スペインをはじめ、南欧諸国で猛威を振るう山火事。スペインでは沖縄本島の約3倍、ポルトガルでは東京都とほぼ同面積の山林が焼失しましたが、未だ鎮火の見通しが立たない状況にあります。今回の『きっこのメルマガ』では人気ブロガーのきっこさんが、住民までもが消火活動に当たっているという現状を詳しく紹介。さらに猛暑と熱波だけではない「収束への足を引っ張っている要因」を白日の下に晒しています。
※本記事のタイトル・見出しはMAG2NEWS編集部によるものです/原題:戦争も山火事も政争の具
使えるものはすべて使う「政治屋」の卑しさ。戦争も山火事も政争の具
今、日本で報じられている海外ニュースと言うと、最も多いのが「ドナルド・トランプ、ノーベル平和賞への道」とでも名付けたくなる愚か者の自作自演の茶番劇に関する一連の報道ですが、海外メディア、特にEUに目を向けてみると、連日報じられているのは、スペインを始めとした南欧諸国の大規模な山火事のニュースなのです。
山火事と言えば、日本でも今年2月に岩手県大船渡市で過去最大規模の火災が起こりましたし、翌3月にも岡山県の金甲山や愛媛県今治市の長沢などで発生しました。以来、日本では大きな山火事が発生していないため、被災者以外の日本人の多くは「喉もと過ぎれば」の状態になっていると思いますが、スペインを始めとした南欧では、今、この瞬間も大変な状況なのです。
現在、スペインでは、2週間以上も続く猛暑と熱波の影響で、北西部のガリシア州を中心に、全土で山火事が多発しています。特にガリシア州のオウレンセ県、レオン県、サモラ県、カセレス県などの被害が深刻で、40件を超える大小の山火事が猛威を振るい続けており、もはや「制御不能」の状況だと報じられました。少なくとも3万人以上が避難しており、すでに複数人の死亡が報じられています。
EFFIS(欧州森林火災情報システム)によると、スペインではこれまでに34万4,400ヘクタール以上が焼失しており、これは地中海に浮かぶスペインのマヨルカ島の大きさに相当するそうです。ちなみに、マヨルカ島の面積は、イタリアのシチリア島の7分の1…なんて言っても分かるわけないので、沖縄本島の約3倍です。
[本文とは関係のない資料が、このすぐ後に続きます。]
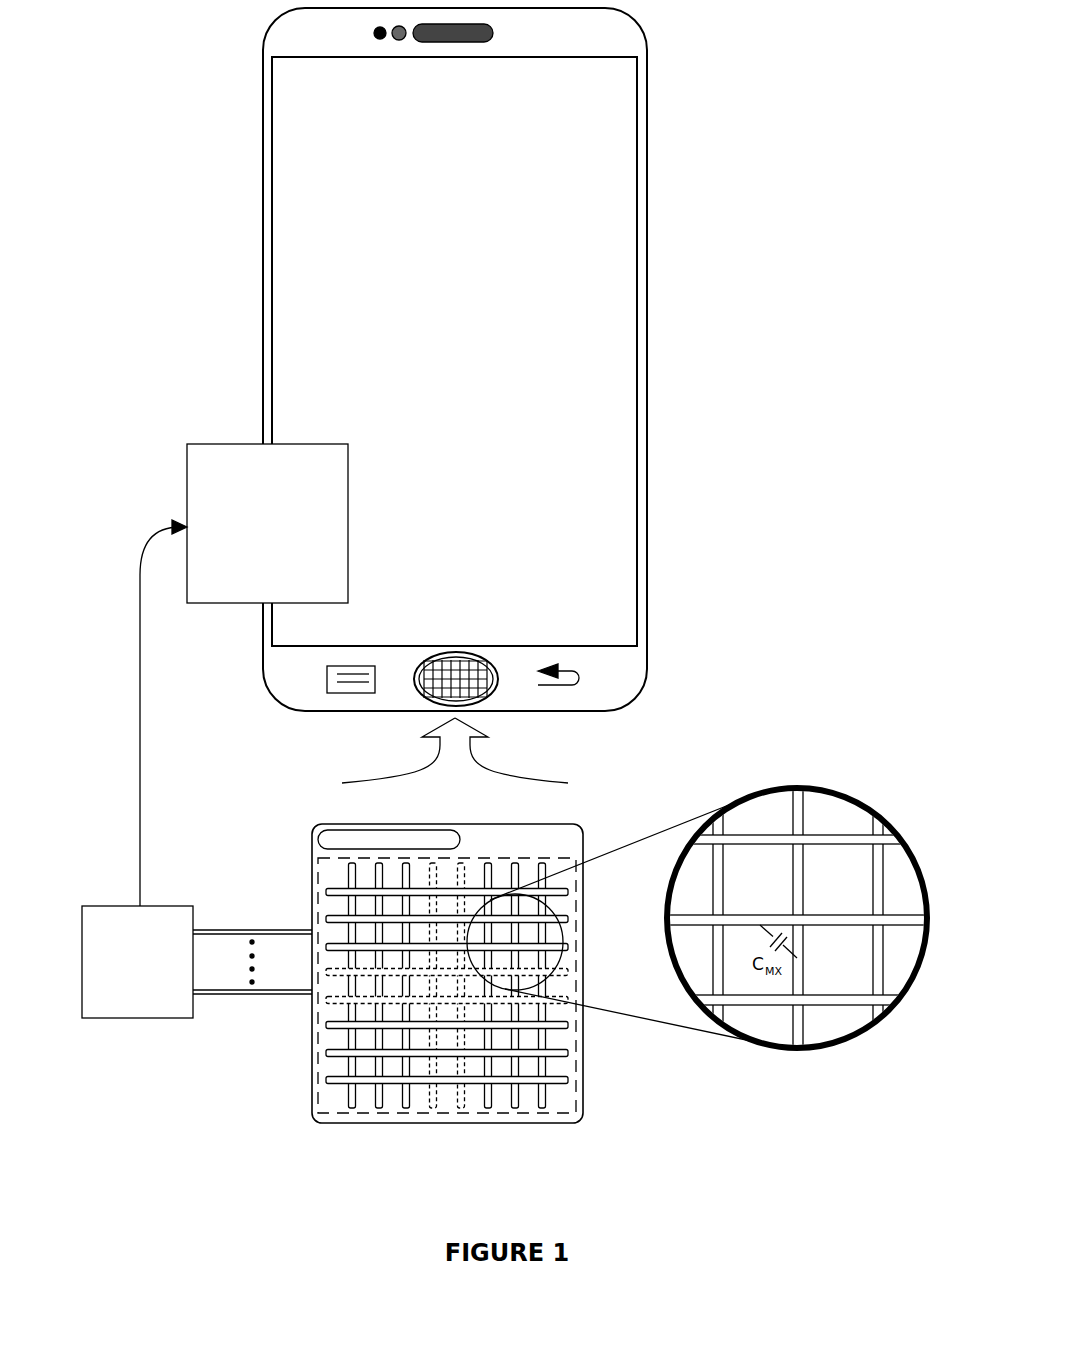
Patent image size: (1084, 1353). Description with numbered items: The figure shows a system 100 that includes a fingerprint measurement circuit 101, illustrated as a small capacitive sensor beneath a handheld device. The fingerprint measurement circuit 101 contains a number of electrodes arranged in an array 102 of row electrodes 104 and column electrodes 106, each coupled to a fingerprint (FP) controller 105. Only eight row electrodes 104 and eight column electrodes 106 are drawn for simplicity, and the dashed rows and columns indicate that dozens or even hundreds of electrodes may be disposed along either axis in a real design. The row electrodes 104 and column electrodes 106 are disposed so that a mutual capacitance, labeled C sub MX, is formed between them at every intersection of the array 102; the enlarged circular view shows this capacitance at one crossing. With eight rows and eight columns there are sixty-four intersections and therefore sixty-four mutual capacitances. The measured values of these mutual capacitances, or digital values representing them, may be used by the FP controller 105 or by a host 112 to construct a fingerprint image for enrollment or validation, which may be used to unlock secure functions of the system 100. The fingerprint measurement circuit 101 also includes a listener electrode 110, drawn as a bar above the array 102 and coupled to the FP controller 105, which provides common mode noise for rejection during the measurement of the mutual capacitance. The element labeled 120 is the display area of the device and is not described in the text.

The system 100 is at (785, 179).
The fingerprint measurement circuit 101 is at (455, 400).
The array 102 is at (576, 1086).
The row electrodes 104 is at (575, 1043).
The fingerprint (FP) controller 105 is at (121, 997).
The column electrodes 106 is at (547, 1108).
The listener electrode 110 is at (460, 840).
The host 112 is at (251, 546).
The display 120 is at (438, 321).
ペドロ・サンチェス首相は先週、消火活動の支援のため軍の兵士500人を追加して3,000人体制に増強し、軍の航空機50機も配備して対応していますが、あえて不適切な表現を使わせてもらうと、現時点では「焼け石に水」のようです。それは、連日の猛暑と熱波が消火活動を阻み続けているため、「山火事を一定エリアに封じ込める」という鎮火への第一歩が、ほとんど進んでいない状況だからです。
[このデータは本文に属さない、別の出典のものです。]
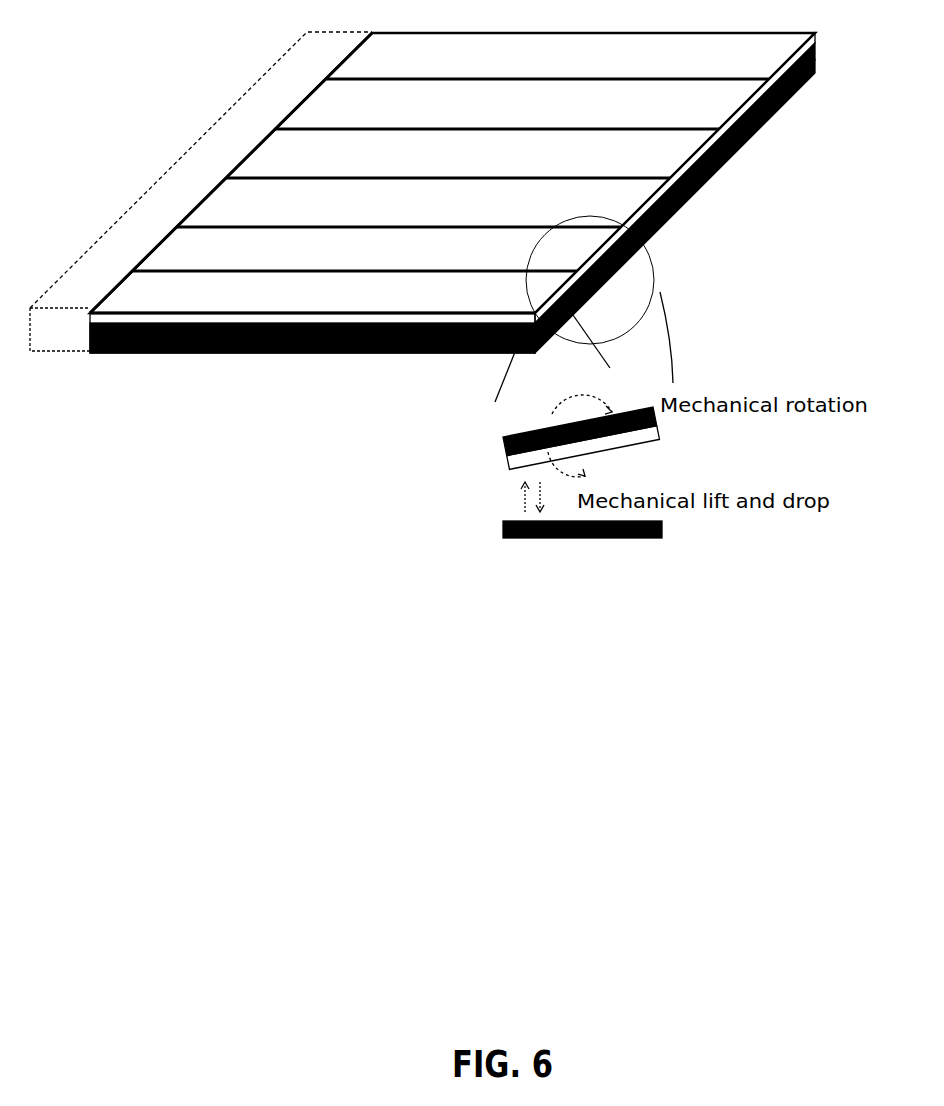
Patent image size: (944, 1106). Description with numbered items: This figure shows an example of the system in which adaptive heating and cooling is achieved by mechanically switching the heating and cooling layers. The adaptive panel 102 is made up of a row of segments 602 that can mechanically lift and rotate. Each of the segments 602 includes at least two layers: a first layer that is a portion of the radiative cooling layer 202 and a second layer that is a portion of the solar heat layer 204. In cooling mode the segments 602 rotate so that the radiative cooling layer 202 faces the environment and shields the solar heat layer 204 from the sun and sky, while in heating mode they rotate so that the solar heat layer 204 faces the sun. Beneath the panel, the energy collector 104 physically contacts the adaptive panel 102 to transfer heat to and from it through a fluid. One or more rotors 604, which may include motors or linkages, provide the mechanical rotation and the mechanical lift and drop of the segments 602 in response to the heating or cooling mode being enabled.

山火事が迫るガリシア州ビジャルデボス村の住民は「消火剤を撒くための航空機がこの村の上空を通過して行くが、この村には来てくれない」と嘆き、住民らが自力で消火活動を続けています。しかし、給水ポンプを稼働させるための電力が来ていないこの村では、手動で水を汲み上げ、バケツリレーで消火活動をしていると言うのです。「山火事にバケツリレー」って「B29に竹槍」と変わりません。